Bei der umgangssprachlichen “Sucht” unterscheiden Medizin und Psychologie zwischen Abhängigkeitssyndrom, wenn es sich um eine Abhängigkeit von bestimmten Substanzen (zum Beispiel Alkohol oder Kokain) handelt, bzw. “Impulskontrollstörung” oder Zwangsstörung, wenn die Abhängigkeit nicht an Substanzen gebunden ist (z. B. Kauf- oder Spielsucht).

Laut Statistiken des Gesundheitsministerium leben in Österreich mehr als 25.000 Drogenabhängige, 170 starben im Jahr 2010 an ihrer Sucht. Laut dem Wiener Anton-Proksch-Institut sind in Österreich rund 330.000 Personen alkoholabhängig, ca. 1,3 bis 1,6 Millionen nikotinabhängig, 110.000 bis 130.000 medikamentenabhängig und 20.000 bis 30.000 abhängig von illegalen Drogen.
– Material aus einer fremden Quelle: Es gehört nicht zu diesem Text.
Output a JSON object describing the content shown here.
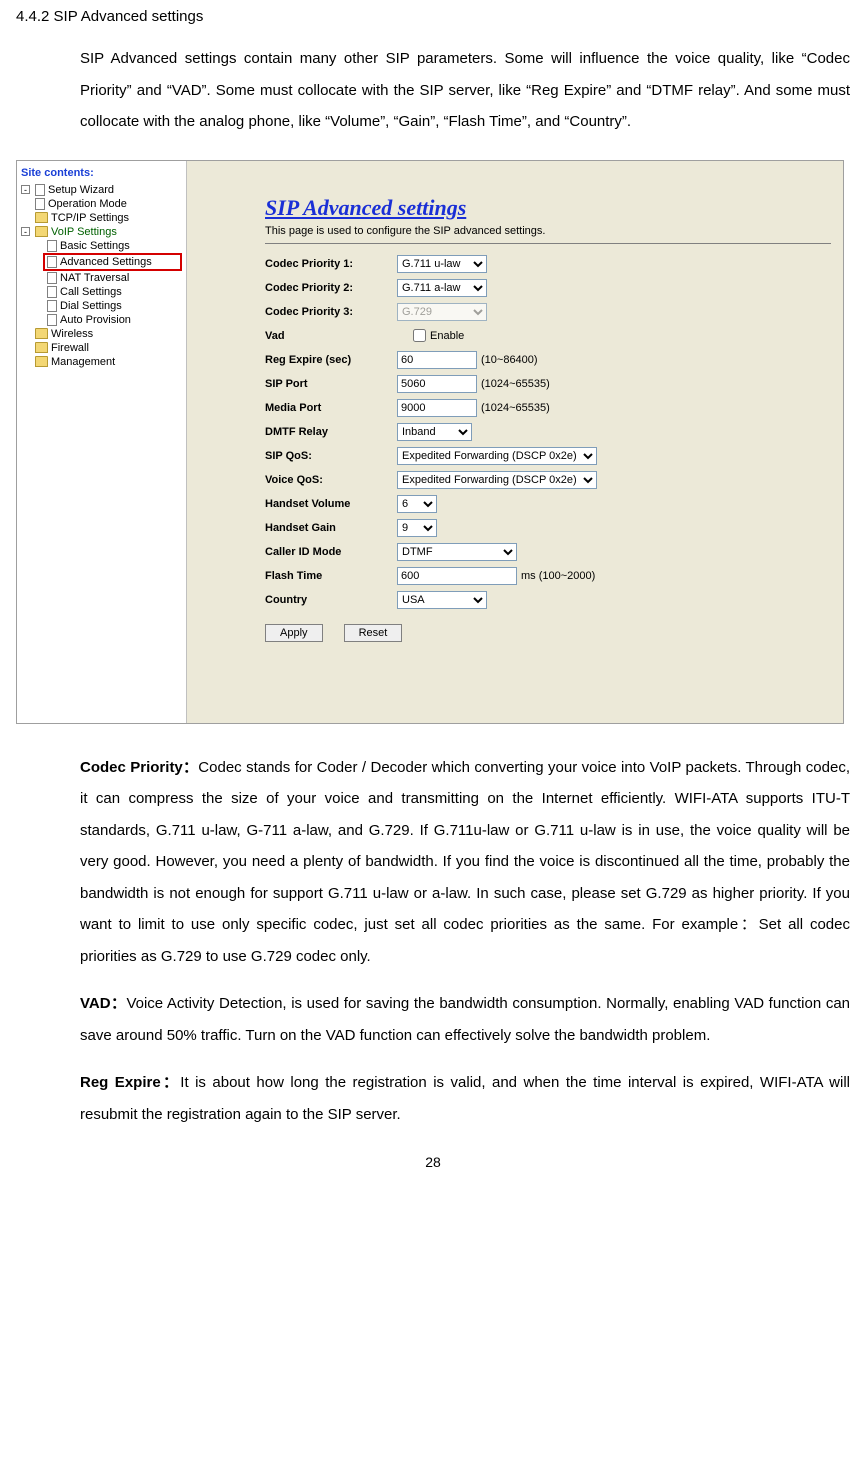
{
  "section_heading": "4.4.2 SIP Advanced settings",
  "intro_text": "SIP Advanced settings contain many other SIP parameters. Some will influence the voice quality, like “Codec Priority” and “VAD”. Some must collocate with the SIP server, like “Reg Expire” and “DTMF relay”. And some must collocate with the analog phone, like “Volume”, “Gain”, “Flash Time”, and “Country”.",
  "tree": {
    "title": "Site contents:",
    "items": [
      "Setup Wizard",
      "Operation Mode",
      "TCP/IP Settings",
      "VoIP Settings",
      "Wireless",
      "Firewall",
      "Management"
    ],
    "voip_children": [
      "Basic Settings",
      "Advanced Settings",
      "NAT Traversal",
      "Call Settings",
      "Dial Settings",
      "Auto Provision"
    ]
  },
  "panel": {
    "title": "SIP Advanced settings",
    "subtitle": "This page is used to configure the SIP advanced settings.",
    "labels": {
      "codec1": "Codec Priority 1:",
      "codec2": "Codec Priority 2:",
      "codec3": "Codec Priority 3:",
      "vad": "Vad",
      "reg": "Reg Expire (sec)",
      "sipport": "SIP Port",
      "mediaport": "Media Port",
      "dtmf": "DMTF Relay",
      "sipqos": "SIP QoS:",
      "voiceqos": "Voice QoS:",
      "handvol": "Handset Volume",
      "handgain": "Handset Gain",
      "callerid": "Caller ID Mode",
      "flash": "Flash Time",
      "country": "Country"
    },
    "values": {
      "codec1": "G.711 u-law",
      "codec2": "G.711 a-law",
      "codec3": "G.729",
      "vad_enable": "Enable",
      "reg": "60",
      "reg_hint": "(10~86400)",
      "sipport": "5060",
      "sipport_hint": "(1024~65535)",
      "mediaport": "9000",
      "mediaport_hint": "(1024~65535)",
      "dtmf": "Inband",
      "sipqos": "Expedited Forwarding (DSCP 0x2e)",
      "voiceqos": "Expedited Forwarding (DSCP 0x2e)",
      "handvol": "6",
      "handgain": "9",
      "callerid": "DTMF",
      "flash": "600",
      "flash_hint": "ms (100~2000)",
      "country": "USA"
    },
    "buttons": {
      "apply": "Apply",
      "reset": "Reset"
    }
  },
  "descriptions": {
    "codec_label": "Codec Priority：",
    "codec_text": "Codec stands for Coder / Decoder which converting your voice into VoIP packets. Through codec, it can compress the size of your voice and transmitting on the Internet efficiently. WIFI-ATA supports ITU-T standards, G.711 u-law, G-711 a-law, and G.729. If G.711u-law or G.711 u-law is in use, the voice quality will be very good. However, you need a plenty of bandwidth. If you find the voice is discontinued all the time, probably the bandwidth is not enough for support G.711 u-law or a-law. In such case, please set G.729 as higher priority. If you want to limit to use only specific codec, just set all codec priorities as the same. For example：Set all codec priorities as G.729 to use G.729 codec only.",
    "vad_label": "VAD：",
    "vad_text": "Voice Activity Detection, is used for saving the bandwidth consumption. Normally, enabling VAD function can save around 50% traffic. Turn on the VAD function can effectively solve the bandwidth problem.",
    "reg_label": "Reg Expire：",
    "reg_text": "It is about how long the registration is valid, and when the time interval is expired, WIFI-ATA will resubmit the registration again to the SIP server."
  },
  "page_number": "28"
}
Bei den nichtsubstanzgebundenen Abhängigkeiten geht man von 40.000 bis 60.000 Personen aus, die an Spielsucht (etwa Automaten- oder Glücksspiel) leiden, geschätzte 60.000 sind vom Internet abhängig bzw. stark gefährdet, und rund 600.000 neigen zu gesteigertem bis exzessivem Konsumverhalten (“Kaufsucht”).


Quellen

Anmerkungen

Anmerkungen
1 “These protective effects of social interaction were paralleled by a reduced activation assessed by Zif268 expression in brain areas known to play critical roles in drug-seeking behavior. Here, we show that that social interaction during extinction also reduces FosB/Delta FosB- increased expression in the nucleus accumbens shell and core of rats expressing cocaine CPP followed by saline extinction” (Abstract zu New Frontiers in Persistent Pain, 2011).
2 In einer früheren Untersuchung – Activation of muscarinic and nicotinic acetylcholine receptors in the nucleus accumbens core is necessary for the acquistion of drug reinforcement. J. A. Crespo, K. Sturm, A. Saria, and G. Zernig. J Neurosci 26 (22):6004-6010, 2006 (http://dx.doi.org/10.1523/JNEUROSCI.4494-05.2006) – konnte gezeigt werden, dass der Lernbotenstoff Azetylcholin und nicht das als Glücksneurotransmitter gut bekannte und am meisten untersuchte Dopamin vermehrt freigesetzt wird, wenn Drogen für Versuchstiere interessant zu werden beginnen. Daraus folgt, dass es ein wesentliches Ziel in der Therapie von Abhängigkeitserkrankungen sein muss, das Suchtgedächtnis zu modifizieren, also die Erinnerung an die positiven und negativen Konsequenzen des Drogenkonsums zu verändern. Und das wird bisher am effizientesten mit Langzeitpsychotherapie erreicht.